The bitter wind whipped his face as Angel gazed down and briefly wondered how quickly death would come if he threw himself off the edge of the steep cliff to the rocky coast below. A cloud filled sky gave the water below a black, almost sinister, quality. The tide was still withdrawn far enough that the jagged rock formations jutted through the endless crush of waves. The bone breaking fall might bring a moment of agony but surely death would come briskly. And that was all he wanted. Death would bring relief from the constant pain in his side where the French soldier’s bayonet had punctured a hole so cleanly the physician swore he could see right through it. Death meant relief from the haunting visions of dying soldiers’ horrified expressions as they waited for the freeing comfort of heaven. And death meant relief from having to live under the roof of a madman, a madman who’d taken it upon himself to play God.

“Angel.” The voice tore into his suicidal musings and he pulled himself from the brink and turned around slowly.

His father glowered down at him from his massive horse. White puffs of steam rose from the animal’s nostrils and black coat. “Hell’s blood, Son, I must have called your name ten times before you heard me.” The long white moustache that framed his thin lips vibrated as he spoke. He glanced almost nervously over the side of the cliff and looked back at Angel as if he’d read his son’s dark thoughts. With a tilt of his head he motioned to Angel’s horse, Titus. The animal had found the one small patch of weedy grass not obliterated by the blanket of snow and now stood lazily munching it. “Get on your horse and come with me to town. It will be good for you to get away. I’m expecting a post from Baron Rowntree.”

Reluctantly, Angel left the precarious yet oddly comforting precipice he stood on. “Ah yes, the Right Honourable the Lord Rowntree, a man so vain he has convinced himself that he must live forever because the world cannot stand on its own without him.” Angel knew his statement would anger his father, but that was his reasoning behind it. Enraging the old man helped alleviate the torture flaming inside him.
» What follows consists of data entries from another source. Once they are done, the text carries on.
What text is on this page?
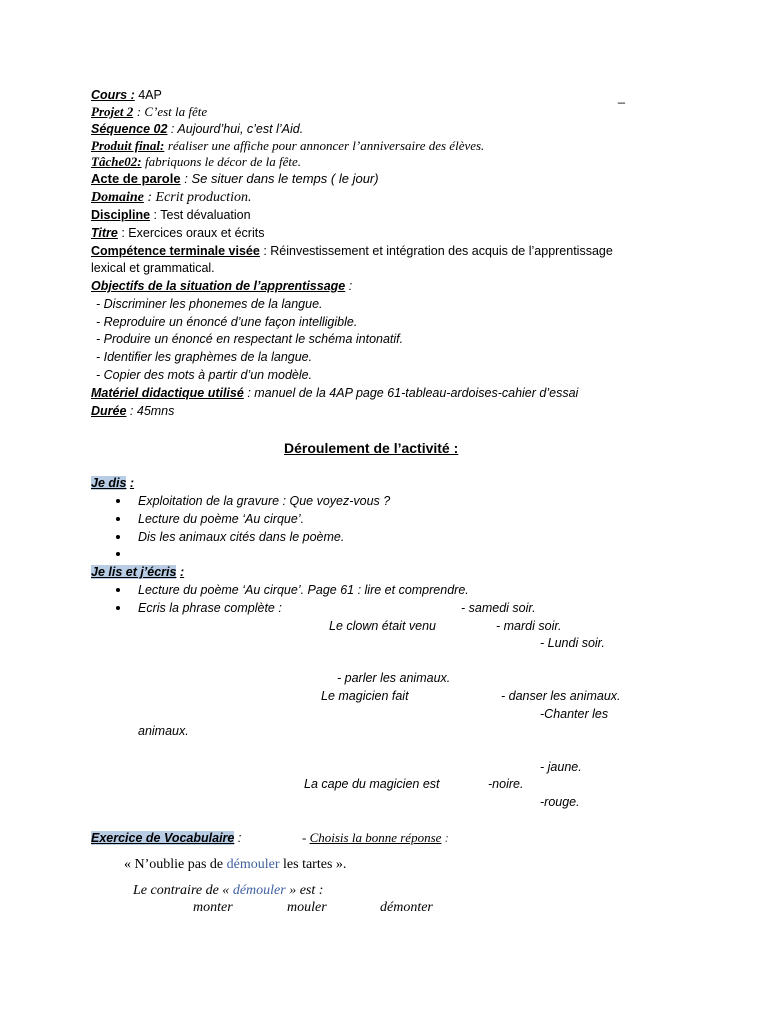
Cours : 4AP	_
Projet 2 : C’est la fête
Séquence 02 : Aujourd’hui, c’est l’Aid.
Produit final: réaliser une affiche pour annoncer l’anniversaire des élèves.
Tâche02: fabriquons le décor de la fête.
Acte de parole : Se situer dans le temps ( le jour)
Domaine : Ecrit production.
Discipline : Test dévaluation
Titre : Exercices oraux et écrits
Compétence terminale visée : Réinvestissement et intégration des acquis de l’apprentissage
lexical et grammatical.
Objectifs de la situation de l’apprentissage :
- Discriminer les phonemes de la langue.
- Reproduire un énoncé d’une façon intelligible.
- Produire un énoncé en respectant le schéma intonatif.
- Identifier les graphèmes de la langue.
- Copier des mots à partir d’un modèle.
Matériel didactique utilisé : manuel de la 4AP page 61-tableau-ardoises-cahier d’essai
Durée : 45mns
Déroulement de l’activité :
Je dis :
Exploitation de la gravure : Que voyez-vous ?
Lecture du poème ‘Au cirque’.
Dis les animaux cités dans le poème.
Je lis et j’écris :
Lecture du poème ‘Au cirque’. Page 61 : lire et comprendre.
Ecris la phrase complète :	- samedi soir.
Le clown était venu	- mardi soir.
- Lundi soir.
- parler les animaux.
Le magicien fait	- danser les animaux.
-Chanter les
animaux.
- jaune.
La cape du magicien est	-noire.
-rouge.
Exercice de Vocabulaire :	- Choisis la bonne réponse :
« N’oublie pas de démouler les tartes ».
Le contraire de « démouler » est :
monter	mouler	démonter
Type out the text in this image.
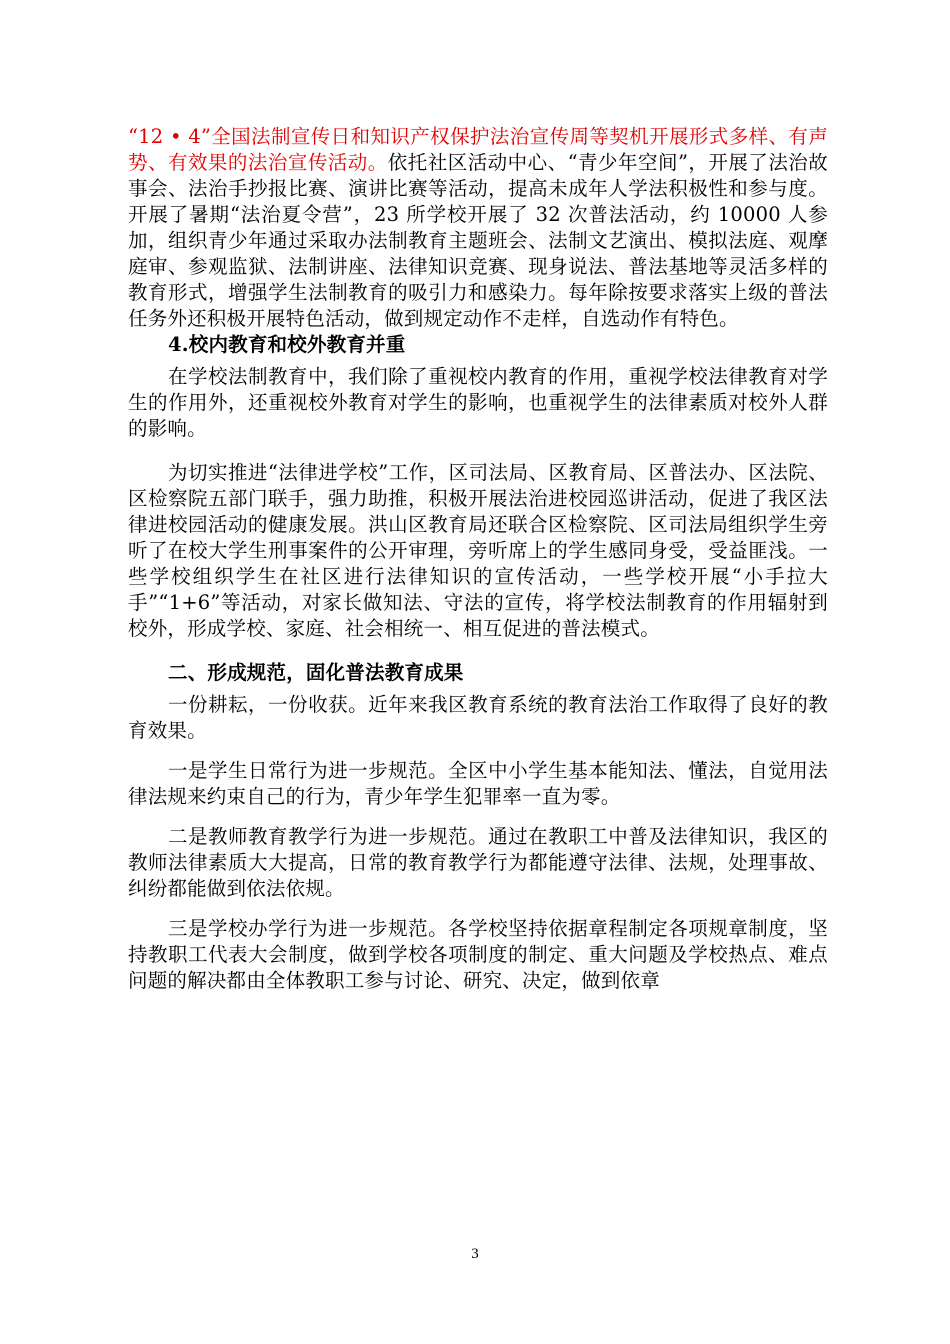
“12 • 4”全国法制宣传日和知识产权保护法治宣传周等契机开展形式多样、有声势、有效果的法治宣传活动。依托社区活动中心、“青少年空间”，开展了法治故事会、法治手抄报比赛、演讲比赛等活动，提高未成年人学法积极性和参与度。开展了暑期“法治夏令营”，23 所学校开展了 32 次普法活动，约 10000 人参加，组织青少年通过采取办法制教育主题班会、法制文艺演出、模拟法庭、观摩庭审、参观监狱、法制讲座、法律知识竞赛、现身说法、普法基地等灵活多样的教育形式，增强学生法制教育的吸引力和感染力。每年除按要求落实上级的普法任务外还积极开展特色活动，做到规定动作不走样，自选动作有特色。

4.校内教育和校外教育并重

在学校法制教育中，我们除了重视校内教育的作用，重视学校法律教育对学生的作用外，还重视校外教育对学生的影响，也重视学生的法律素质对校外人群的影响。

为切实推进“法律进学校”工作，区司法局、区教育局、区普法办、区法院、区检察院五部门联手，强力助推，积极开展法治进校园巡讲活动，促进了我区法律进校园活动的健康发展。洪山区教育局还联合区检察院、区司法局组织学生旁听了在校大学生刑事案件的公开审理，旁听席上的学生感同身受，受益匪浅。一些学校组织学生在社区进行法律知识的宣传活动，一些学校开展“小手拉大手”“1+6”等活动，对家长做知法、守法的宣传，将学校法制教育的作用辐射到校外，形成学校、家庭、社会相统一、相互促进的普法模式。

二、形成规范，固化普法教育成果

一份耕耘，一份收获。近年来我区教育系统的教育法治工作取得了良好的教育效果。

一是学生日常行为进一步规范。全区中小学生基本能知法、懂法，自觉用法律法规来约束自己的行为，青少年学生犯罪率一直为零。

二是教师教育教学行为进一步规范。通过在教职工中普及法律知识，我区的教师法律素质大大提高，日常的教育教学行为都能遵守法律、法规，处理事故、纠纷都能做到依法依规。

三是学校办学行为进一步规范。各学校坚持依据章程制定各项规章制度，坚持教职工代表大会制度，做到学校各项制度的制定、重大问题及学校热点、难点问题的解决都由全体教职工参与讨论、研究、决定，做到依章

3
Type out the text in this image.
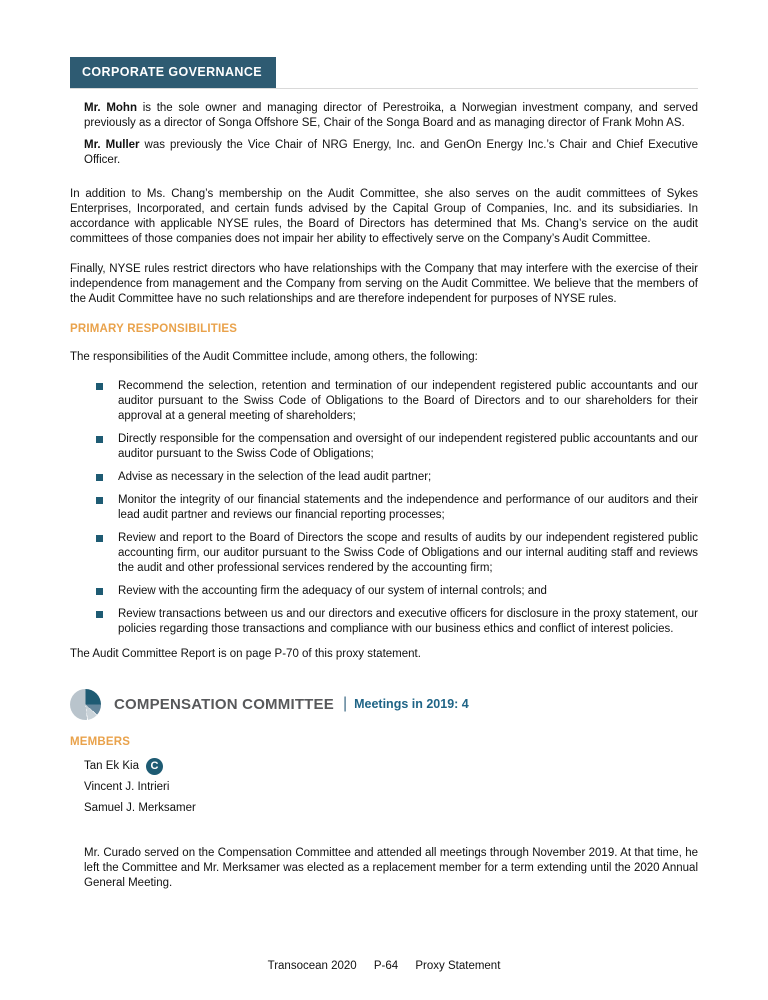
CORPORATE GOVERNANCE

Mr. Mohn is the sole owner and managing director of Perestroika, a Norwegian investment company, and served previously as a director of Songa Offshore SE, Chair of the Songa Board and as managing director of Frank Mohn AS.

Mr. Muller was previously the Vice Chair of NRG Energy, Inc. and GenOn Energy Inc.’s Chair and Chief Executive Officer.

In addition to Ms. Chang’s membership on the Audit Committee, she also serves on the audit committees of Sykes Enterprises, Incorporated, and certain funds advised by the Capital Group of Companies, Inc. and its subsidiaries. In accordance with applicable NYSE rules, the Board of Directors has determined that Ms. Chang’s service on the audit committees of those companies does not impair her ability to effectively serve on the Company’s Audit Committee.

Finally, NYSE rules restrict directors who have relationships with the Company that may interfere with the exercise of their independence from management and the Company from serving on the Audit Committee. We believe that the members of the Audit Committee have no such relationships and are therefore independent for purposes of NYSE rules.

PRIMARY RESPONSIBILITIES

The responsibilities of the Audit Committee include, among others, the following:

Recommend the selection, retention and termination of our independent registered public accountants and our auditor pursuant to the Swiss Code of Obligations to the Board of Directors and to our shareholders for their approval at a general meeting of shareholders;
Directly responsible for the compensation and oversight of our independent registered public accountants and our auditor pursuant to the Swiss Code of Obligations;
Advise as necessary in the selection of the lead audit partner;
Monitor the integrity of our financial statements and the independence and performance of our auditors and their lead audit partner and reviews our financial reporting processes;
Review and report to the Board of Directors the scope and results of audits by our independent registered public accounting firm, our auditor pursuant to the Swiss Code of Obligations and our internal auditing staff and reviews the audit and other professional services rendered by the accounting firm;
Review with the accounting firm the adequacy of our system of internal controls; and
Review transactions between us and our directors and executive officers for disclosure in the proxy statement, our policies regarding those transactions and compliance with our business ethics and conflict of interest policies.

The Audit Committee Report is on page P-70 of this proxy statement.

COMPENSATION COMMITTEE | Meetings in 2019: 4
MEMBERS
Tan Ek Kia	C
Vincent J. Intrieri
Samuel J. Merksamer

Mr. Curado served on the Compensation Committee and attended all meetings through November 2019. At that time, he left the Committee and Mr. Merksamer was elected as a replacement member for a term extending until the 2020 Annual General Meeting.

Transocean 2020 P-64 Proxy Statement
“Without Baron Rowntree’s generous donations to my work, we would all be out in this snow foraging for roots like your horse.”
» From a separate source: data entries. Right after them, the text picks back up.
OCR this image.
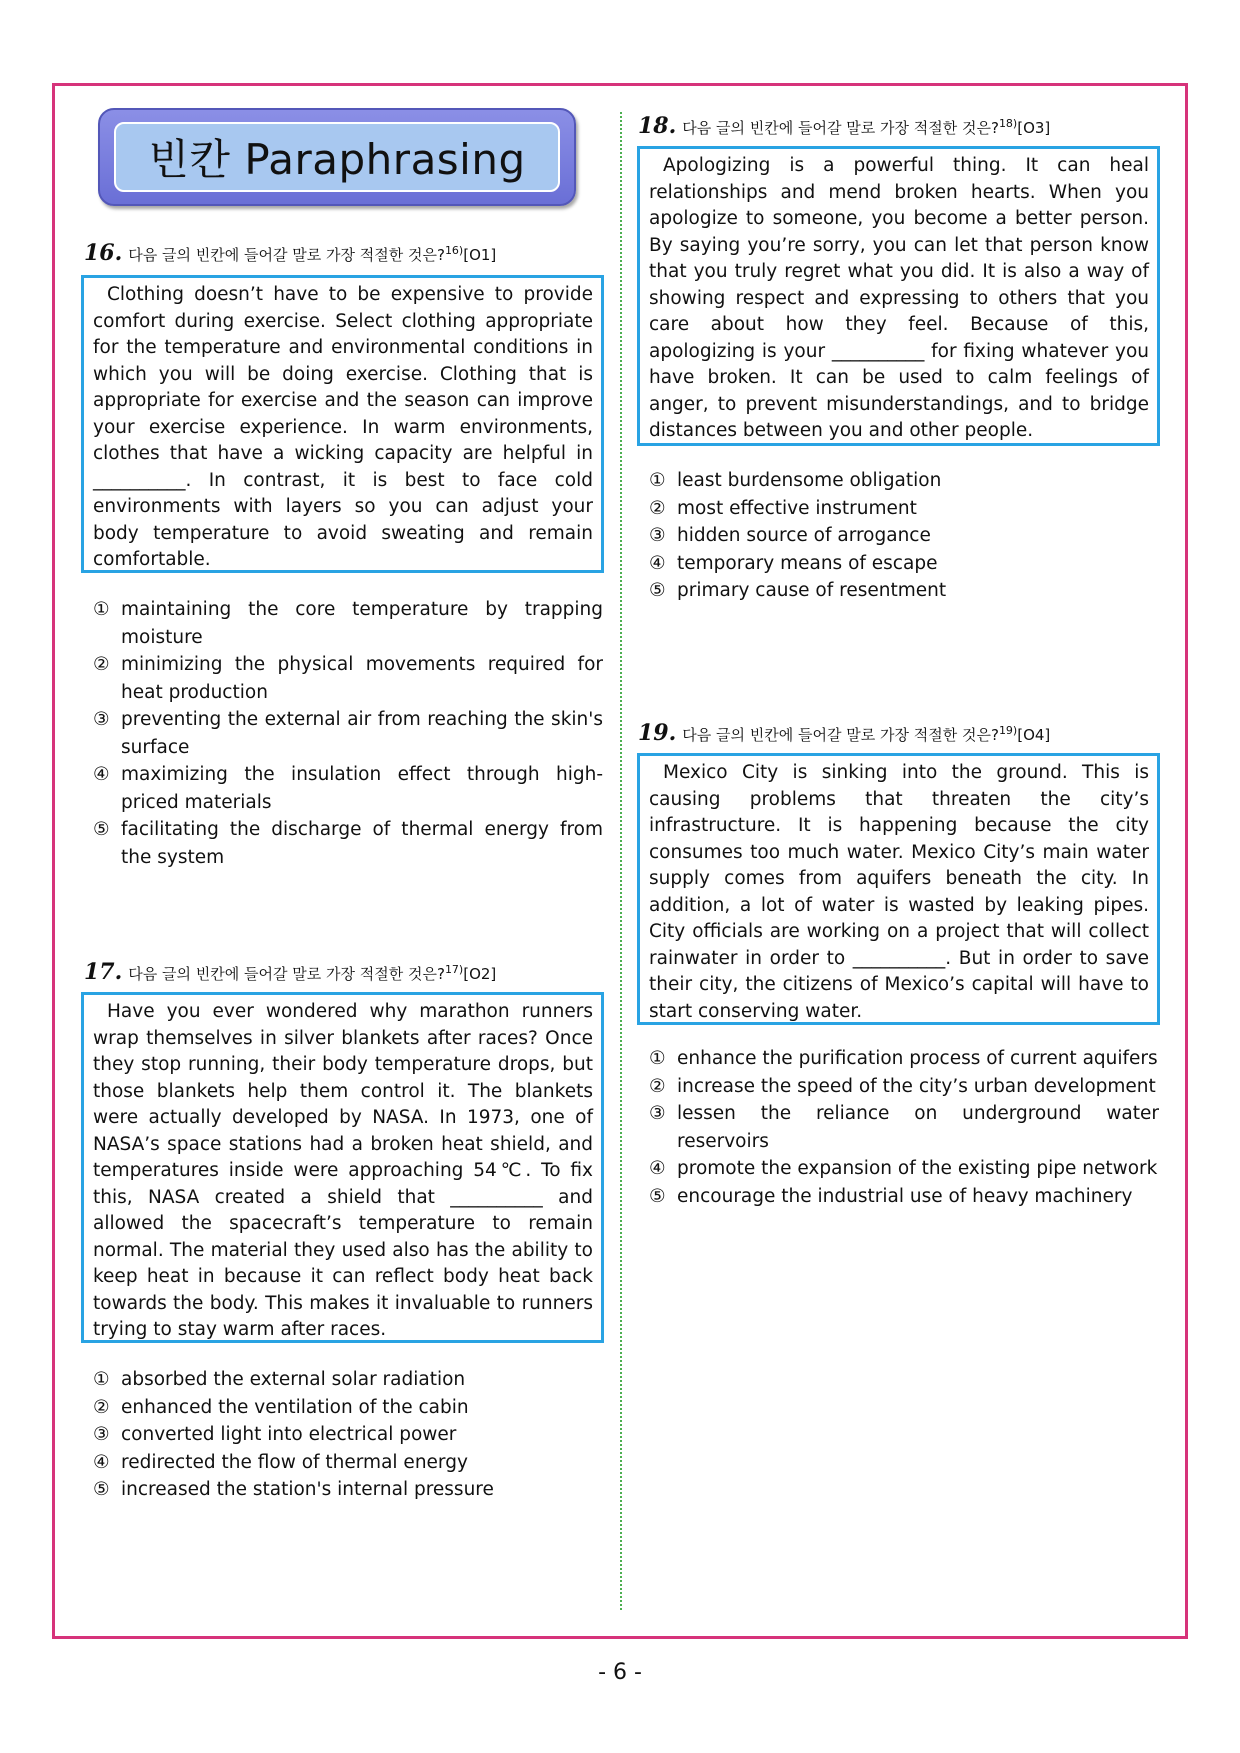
빈칸 Paraphrasing
16. 다음 글의 빈칸에 들어갈 말로 가장 적절한 것은?$^{16)}$[O1]

Clothing doesn’t have to be expensive to provide comfort during exercise. Select clothing appropriate for the temperature and environmental conditions in which you will be doing exercise. Clothing that is appropriate for exercise and the season can improve your exercise experience. In warm environments, clothes that have a wicking capacity are helpful in __________. In contrast, it is best to face cold environments with layers so you can adjust your body temperature to avoid sweating and remain comfortable.

① maintaining the core temperature by trapping moisture
② minimizing the physical movements required for heat production
③ preventing the external air from reaching the skin's surface
④ maximizing the insulation effect through high-priced materials
⑤ facilitating the discharge of thermal energy from the system
17. 다음 글의 빈칸에 들어갈 말로 가장 적절한 것은?$^{17)}$[O2]

Have you ever wondered why marathon runners wrap themselves in silver blankets after races? Once they stop running, their body temperature drops, but those blankets help them control it. The blankets were actually developed by NASA. In 1973, one of NASA’s space stations had a broken heat shield, and temperatures inside were approaching 54℃. To fix this, NASA created a shield that __________ and allowed the spacecraft’s temperature to remain normal. The material they used also has the ability to keep heat in because it can reflect body heat back towards the body. This makes it invaluable to runners trying to stay warm after races.

① absorbed the external solar radiation
② enhanced the ventilation of the cabin
③ converted light into electrical power
④ redirected the flow of thermal energy
⑤ increased the station's internal pressure
18. 다음 글의 빈칸에 들어갈 말로 가장 적절한 것은?$^{18)}$[O3]

Apologizing is a powerful thing. It can heal relationships and mend broken hearts. When you apologize to someone, you become a better person. By saying you’re sorry, you can let that person know that you truly regret what you did. It is also a way of showing respect and expressing to others that you care about how they feel. Because of this, apologizing is your __________ for fixing whatever you have broken. It can be used to calm feelings of anger, to prevent misunderstandings, and to bridge distances between you and other people.

① least burdensome obligation
② most effective instrument
③ hidden source of arrogance
④ temporary means of escape
⑤ primary cause of resentment
19. 다음 글의 빈칸에 들어갈 말로 가장 적절한 것은?$^{19)}$[O4]

Mexico City is sinking into the ground. This is causing problems that threaten the city’s infrastructure. It is happening because the city consumes too much water. Mexico City’s main water supply comes from aquifers beneath the city. In addition, a lot of water is wasted by leaking pipes. City officials are working on a project that will collect rainwater in order to __________. But in order to save their city, the citizens of Mexico’s capital will have to start conserving water.

① enhance the purification process of current aquifers
② increase the speed of the city’s urban development
③ lessen the reliance on underground water reservoirs
④ promote the expansion of the existing pipe network
⑤ encourage the industrial use of heavy machinery
- 6 -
Angel had no reply. Father’s obsession with his experiments had helped squander much of the family fortune and brought the family near to ruin. And now his father, Dr. Colin Van Ostrand, the once renowned and highly respected scientist, had to prey on rich men who hunted for the one thing money and power could not afford them— immortality. And he’d found his victim in Baron Rowntree, a man with more money than he knew what to do with and a profound cowardice when it came to his own demise— a greedy, slovenly man who refused to accept that he could not buy eternal life.

Angel pulled himself into his saddle. His leather gloves provided pitiful protection from the intense cold as he grabbed the reins and pushed his Hessians against his horse’s sides. In spring, the lush and varied landscape of alders, purple willows, and bluebells provided diversion for a rider, but deep in the throes of winter, with the exception of the crystal pink icicles that hung from the bare branches of the trees, all color had been wiped away. Every bit of foliage was shrouded by snow, a monotonous lack of color so blindingly white it nearly hurt the eyes.

Angel kept his chin dropped low behind the collar of his top coat hoping to escape the stinging wind. His father trotted ahead, but both horses needed plenty of prodding to move their hooves through the newly fallen snow. They rode past Greystock Manor, Angel’s home since birth. The once magnificent estate had been built by his great-grandfather, Arthur Van Ostrand, a wealthy immigrant and land owner who’d married a well-to-do English girl. It was a place filled with fond childhood memories. After his mother died of an infection when Angel was twelve, the life of the house seemed to die with her. An unshakeable melancholy had pervaded the cavernous hallways and rooms ever since. The stately manor’s deterioration had accelerated while Angel had been away in Spain helping to deal the final blows to Napoleon’s army. Father had allowed the once grandly appointed manor to fall into disrepair.